The company said the figures for revenue, Ebitda and key performance indicators for Q1 and Q2 FY19 are pro-forma figures and presented as if Vodafone Idea was a merged entity from April 1, 2018.
Vodafone Idea on Wednesday posted a massive consolidated net loss of Rs 4,974 crore for the July-September quarter, underlining once again the financial stress the telecom operators are undergoing due to below-cost tariff which is leading to customers migrating to lower average realisation per user (Arpu) offerings.
Vodafone and Idea, which completed their merger on August 31, said that the earnings for the September quarter includes results for Idea Cellular up to August 30, and Vodafone Idea from August 31 to September 30, and hence are not comparable to earlier periods. The company said the figures for revenue, Ebitda and key performance indicators for Q1 and Q2 FY19 are pro-forma figures and presented as if Vodafone Idea was a merged entity from April 1, 2018.
Accordingly, revenue during the quarter at Rs 12,024 crore was down 7.1% sequentially, while Ebitda at Rs 980 crore was down 28.7%. Margin at 8.1% was lower than 10.6% in the preceding quarter.
The company said that though headline tariffs remained stable during the quarter with customers moving to lower bundled offers, Arpu dropped to Rs 88, down 4.7% compared to the preceding quarter. This is the lowest compared to Jio’s Rs 131.7 and Bharti’s Rs 101. The company also lost 13 million customers during the quarter.
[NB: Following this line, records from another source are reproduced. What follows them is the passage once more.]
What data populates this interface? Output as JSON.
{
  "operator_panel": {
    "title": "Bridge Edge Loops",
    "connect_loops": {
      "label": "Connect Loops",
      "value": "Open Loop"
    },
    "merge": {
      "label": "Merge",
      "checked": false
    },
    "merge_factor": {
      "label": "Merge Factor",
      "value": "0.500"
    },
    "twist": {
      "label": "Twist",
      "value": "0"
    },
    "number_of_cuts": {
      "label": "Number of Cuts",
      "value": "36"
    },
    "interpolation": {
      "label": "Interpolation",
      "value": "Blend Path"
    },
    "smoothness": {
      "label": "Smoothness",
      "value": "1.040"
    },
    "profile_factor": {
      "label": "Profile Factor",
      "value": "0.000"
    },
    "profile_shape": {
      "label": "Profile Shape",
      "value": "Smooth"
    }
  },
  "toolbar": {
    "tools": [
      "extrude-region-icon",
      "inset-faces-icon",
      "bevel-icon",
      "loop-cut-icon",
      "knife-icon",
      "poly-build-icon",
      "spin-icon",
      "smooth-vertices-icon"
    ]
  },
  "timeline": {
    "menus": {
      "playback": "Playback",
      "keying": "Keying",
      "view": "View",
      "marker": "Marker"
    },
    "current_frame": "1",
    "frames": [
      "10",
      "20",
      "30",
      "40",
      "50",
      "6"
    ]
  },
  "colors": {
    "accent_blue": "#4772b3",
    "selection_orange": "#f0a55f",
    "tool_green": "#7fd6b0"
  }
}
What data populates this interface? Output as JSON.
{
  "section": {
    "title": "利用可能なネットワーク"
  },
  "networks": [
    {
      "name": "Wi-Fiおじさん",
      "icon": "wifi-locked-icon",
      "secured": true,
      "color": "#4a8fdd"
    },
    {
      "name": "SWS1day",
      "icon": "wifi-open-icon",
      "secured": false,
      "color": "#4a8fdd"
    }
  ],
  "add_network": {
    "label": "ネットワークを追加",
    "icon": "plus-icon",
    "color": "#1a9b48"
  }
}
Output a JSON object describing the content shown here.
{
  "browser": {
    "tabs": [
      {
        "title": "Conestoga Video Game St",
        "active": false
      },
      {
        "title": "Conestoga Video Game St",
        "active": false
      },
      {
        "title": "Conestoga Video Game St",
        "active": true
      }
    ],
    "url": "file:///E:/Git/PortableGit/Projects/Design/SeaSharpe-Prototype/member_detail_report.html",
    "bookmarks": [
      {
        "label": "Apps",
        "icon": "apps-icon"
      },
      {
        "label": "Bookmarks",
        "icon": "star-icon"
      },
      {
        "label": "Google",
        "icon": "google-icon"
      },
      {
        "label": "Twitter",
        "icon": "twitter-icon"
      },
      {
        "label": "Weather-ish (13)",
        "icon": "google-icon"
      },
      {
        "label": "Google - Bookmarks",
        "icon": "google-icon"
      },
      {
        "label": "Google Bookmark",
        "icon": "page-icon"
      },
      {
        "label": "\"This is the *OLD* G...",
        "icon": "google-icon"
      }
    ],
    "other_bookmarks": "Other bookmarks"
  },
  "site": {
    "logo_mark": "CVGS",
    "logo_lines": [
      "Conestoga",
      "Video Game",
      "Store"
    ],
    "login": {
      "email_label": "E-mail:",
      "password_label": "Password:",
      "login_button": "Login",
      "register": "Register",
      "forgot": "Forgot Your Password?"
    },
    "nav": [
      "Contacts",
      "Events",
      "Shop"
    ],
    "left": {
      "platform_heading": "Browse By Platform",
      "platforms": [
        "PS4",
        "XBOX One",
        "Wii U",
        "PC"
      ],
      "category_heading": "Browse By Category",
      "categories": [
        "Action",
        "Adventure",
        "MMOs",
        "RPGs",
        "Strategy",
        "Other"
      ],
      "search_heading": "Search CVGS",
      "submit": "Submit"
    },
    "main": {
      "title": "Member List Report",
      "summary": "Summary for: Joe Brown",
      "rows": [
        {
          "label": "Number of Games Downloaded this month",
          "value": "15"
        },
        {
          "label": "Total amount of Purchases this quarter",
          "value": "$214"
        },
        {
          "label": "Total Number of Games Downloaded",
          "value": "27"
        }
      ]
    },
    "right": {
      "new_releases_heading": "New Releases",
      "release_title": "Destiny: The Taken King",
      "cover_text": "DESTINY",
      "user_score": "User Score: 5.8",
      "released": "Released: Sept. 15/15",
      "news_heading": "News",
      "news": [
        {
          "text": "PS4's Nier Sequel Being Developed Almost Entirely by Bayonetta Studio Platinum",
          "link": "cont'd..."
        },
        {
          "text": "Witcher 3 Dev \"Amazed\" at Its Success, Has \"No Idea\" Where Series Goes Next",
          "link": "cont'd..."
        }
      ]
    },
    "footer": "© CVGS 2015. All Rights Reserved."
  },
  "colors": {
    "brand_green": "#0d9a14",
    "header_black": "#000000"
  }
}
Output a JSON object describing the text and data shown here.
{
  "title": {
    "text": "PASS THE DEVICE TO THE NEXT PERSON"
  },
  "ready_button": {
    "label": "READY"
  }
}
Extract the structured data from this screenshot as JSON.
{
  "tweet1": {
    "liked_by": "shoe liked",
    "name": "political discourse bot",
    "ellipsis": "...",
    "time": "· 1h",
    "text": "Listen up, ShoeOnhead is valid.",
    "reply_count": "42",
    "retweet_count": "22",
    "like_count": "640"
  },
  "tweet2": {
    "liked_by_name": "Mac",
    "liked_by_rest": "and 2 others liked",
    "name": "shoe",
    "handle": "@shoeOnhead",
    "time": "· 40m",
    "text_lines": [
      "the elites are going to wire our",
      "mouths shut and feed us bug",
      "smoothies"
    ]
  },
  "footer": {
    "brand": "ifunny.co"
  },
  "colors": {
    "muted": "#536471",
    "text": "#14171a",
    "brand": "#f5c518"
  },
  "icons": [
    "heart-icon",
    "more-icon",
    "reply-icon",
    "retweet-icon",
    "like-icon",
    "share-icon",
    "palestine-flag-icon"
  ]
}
While at the time of merger there was no announcement on fund raising, the company on Wednesday said that the board of directors has established a committee of board members to evaluate a potential capital raise of up to Rs 25,000 crore. Of this, the promoter shareholders, Vodafone Group and Aditya Birla Group have indicated that they would contribute up to Rs 18,250 crore — Vodafone Rs 11,000 crore and AV Birla Rs 7,250 crore.
“The committee will be evaluating various options including, but not limited to, a rights issue, qualified institutional placement and/or a preferential share issue. It is currently expected that any capital raise, if approved, is expected to complete in Q4 FY2019,” the company said.
Additionally, a company statement said that Vodafone Idea has decided to actively explore potential sale of its fibre network assets consisting of over 1.56 lakh km of intra- and inter-city fibre routes in order to provide further balance sheet flexibility, and several parties have indicated a potential interest in acquiring these.
On key operating metrics, the data volumes for Vodafone Idea increased by a good 20% q-o-q to 22,60,000 million megabytes, though remained much below Bharti Airtel’s 26,60,297 million MB and almost a third of Reliance Jio.
Commenting on the performance, Balesh Sharma, CEO Vodafone Idea, said, “We have set on a strong course with meticulous pre-merger planning and rigorous post-merger execution. In just 75 days of operations, several milestones have been achieved, ahead of expected timeline. We are thus well on track to deliver the synergies envisaged at the time of merger. Shareholders’ support along with assets monetization puts us into a strong position to achieve our strategic intent”.
Vodafone Idea’s gross debt as on September 30, 2018 was Rs 1.26 lakh crore. The cash & equivalents was Rs 13,600 crore, resulting in a net debt of nearly Rs 1.13 lakh crore.